During the pre-season, the idea of Andrei Loktionov and Viatcheslav Voynov both working the second power play unit had me feeling pretty rosy about this year's power-play. Now Loktionov is in Manchester, and Voynov -- I hope he sticks around, but I have a feeling he'll be in Manchester soon, too. At which point, I'm not sure how our power-play is any better than last year, when it frankly sucked to the point of costing us playoff wins (a 5 minute major powerplay in the 3rd and OT of a playoff game?). Smyth and Handzus were pretty important pieces of the power-play, too, and I'm not sure who is supposed to be the guy sticking his butt in the goalie's face now. Richards and Gagne are probably an upgrade over those two, but I have to label this another area where improvement isn't guaranteed.
[...] At least with Loktionov and Voynov there was movement. I'm tired of Anze Kopitar on a lazy-susan at the half-wall, telegraphing passes to Stoll or Johnson for the blistering high/wide shot at the glass.
Yeah, that's still a fair description of the power play. And it's just as deadly (deadly to us, not to opponents). The power-play, in and of itself, could have solved every problem the Kings now face, by being just a little more productive. Or, even without being more productive in quantity, just being a little more clutch.
Smyth, Simmonds and Handzus are out. That's 50 goals right there. It's reasonable to expect Richards and Gagne to replace that.
Last year, I thought it was possible for the Kings to have ten 20 goal scorers. That didn't happen. (We ended up with five: Kopitar, Dustin Brown, Justin Williams, Smyth, Stoll.)
This year, I'm hoping for 20+ goals from Kopitar, Penner, Williams, Gagne, Richards, Brown, Stoll and one of Doughty or Johnson. If Parse survives this week and gets his train rolling, I would add him to that list. If Loktionov were still here, he'd be on it, too. Everyone on the top two lines is capable of scoring 30. I'm going out on a limb to say I think Penner and Richards will.
Hahahahahahaha. One guy, Kopitar, is on pace for 20 goals. One guy.
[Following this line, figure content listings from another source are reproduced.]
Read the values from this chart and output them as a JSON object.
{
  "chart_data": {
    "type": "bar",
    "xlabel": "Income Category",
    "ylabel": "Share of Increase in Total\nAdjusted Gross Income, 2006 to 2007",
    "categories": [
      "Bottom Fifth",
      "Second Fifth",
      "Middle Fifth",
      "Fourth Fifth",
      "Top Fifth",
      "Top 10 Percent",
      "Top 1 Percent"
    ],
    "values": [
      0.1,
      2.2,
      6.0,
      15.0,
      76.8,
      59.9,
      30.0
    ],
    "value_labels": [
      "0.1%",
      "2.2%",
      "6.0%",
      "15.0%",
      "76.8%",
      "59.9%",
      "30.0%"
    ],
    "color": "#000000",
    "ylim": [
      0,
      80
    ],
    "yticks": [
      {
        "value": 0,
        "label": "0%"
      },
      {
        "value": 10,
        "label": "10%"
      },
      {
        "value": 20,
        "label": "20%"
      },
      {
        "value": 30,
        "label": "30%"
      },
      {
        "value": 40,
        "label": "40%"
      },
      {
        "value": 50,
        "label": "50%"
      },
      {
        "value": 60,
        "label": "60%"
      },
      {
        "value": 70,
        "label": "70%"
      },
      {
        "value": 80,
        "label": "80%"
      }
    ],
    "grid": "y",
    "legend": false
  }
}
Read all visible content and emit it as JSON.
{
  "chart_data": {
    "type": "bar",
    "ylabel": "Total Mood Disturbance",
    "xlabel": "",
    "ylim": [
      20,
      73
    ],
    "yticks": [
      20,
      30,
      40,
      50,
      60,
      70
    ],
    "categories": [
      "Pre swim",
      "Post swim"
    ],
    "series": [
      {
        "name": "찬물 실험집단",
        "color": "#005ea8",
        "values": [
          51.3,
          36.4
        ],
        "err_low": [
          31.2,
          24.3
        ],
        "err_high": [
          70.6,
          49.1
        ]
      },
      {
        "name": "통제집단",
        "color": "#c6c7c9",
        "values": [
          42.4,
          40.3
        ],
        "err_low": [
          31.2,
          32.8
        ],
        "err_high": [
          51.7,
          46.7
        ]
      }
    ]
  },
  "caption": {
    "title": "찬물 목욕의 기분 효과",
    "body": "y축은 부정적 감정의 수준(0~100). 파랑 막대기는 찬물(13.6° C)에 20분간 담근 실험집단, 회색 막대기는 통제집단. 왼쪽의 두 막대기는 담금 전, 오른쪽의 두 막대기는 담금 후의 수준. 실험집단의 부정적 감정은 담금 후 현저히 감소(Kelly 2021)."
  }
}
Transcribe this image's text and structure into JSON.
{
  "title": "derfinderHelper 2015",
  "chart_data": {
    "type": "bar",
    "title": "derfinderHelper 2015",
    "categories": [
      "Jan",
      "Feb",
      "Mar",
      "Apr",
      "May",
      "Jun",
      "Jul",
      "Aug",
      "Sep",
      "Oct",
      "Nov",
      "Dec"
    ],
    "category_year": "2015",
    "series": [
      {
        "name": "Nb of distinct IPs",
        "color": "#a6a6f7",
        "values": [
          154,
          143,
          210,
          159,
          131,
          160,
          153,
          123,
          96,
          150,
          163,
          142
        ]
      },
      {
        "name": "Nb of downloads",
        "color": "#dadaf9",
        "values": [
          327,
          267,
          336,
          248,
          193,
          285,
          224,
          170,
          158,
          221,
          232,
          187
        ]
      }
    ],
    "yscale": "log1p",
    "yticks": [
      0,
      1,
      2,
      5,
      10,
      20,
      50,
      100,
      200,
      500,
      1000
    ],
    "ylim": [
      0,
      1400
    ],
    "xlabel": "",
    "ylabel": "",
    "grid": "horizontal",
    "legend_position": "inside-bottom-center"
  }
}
All the nerdy analysis of shoot-outs since the lock-out indicate that the outcome of any given shoot-out is essentially random. A team may have a great run or a hideous dry spell, but over time, everyoneregresses to the mean. This worries me. Stoll (9 goals, 10 attempts, 90%, 4 game-deciding goals) and Jonathan Quick (10-0 record) were miraculous last year. I hope they continue to be, because the Kings wouldn't even have made the playoffs if they hadn't grabbed 10 out of 12 crap-shoot points (best in the league, by the way).
As I feared, the Kings are more human in the shoot-out this year, and in OT. They are on pace for five fewer SO points than last season. Think those five wouldn't come in handy?
The last two years have been defined by runs of extreme hot and cold. If the Kings continue to count on historic hot streaks to save them from catastrophic slumps, they're never going to have the confidence or fortitude to get out of the first round.
And, once again, they need, if not a historic hot-streak, then at least a very strong finish, even to make the playoffs.
I have no clue. So here you go: the Kings' conference seed will be determined by this equation:
x = 12 - y - (z-5)/2
x = conference seed, y = number of 20 goal scorers, z = number of shoot-out wins. Results are rounded to the nearest counting number.
As of today, what does that equation tells us? The number of 20 goal scorers will be 1. The number of shoot-out wins (currently 4), projects to 5.
x = 12 - 1 - (5 - 5)/2
x = 12 - 1 - 0
x = 11
11th in the conference. If they continue as they are, that sounds about right. I guess I should patent that formula.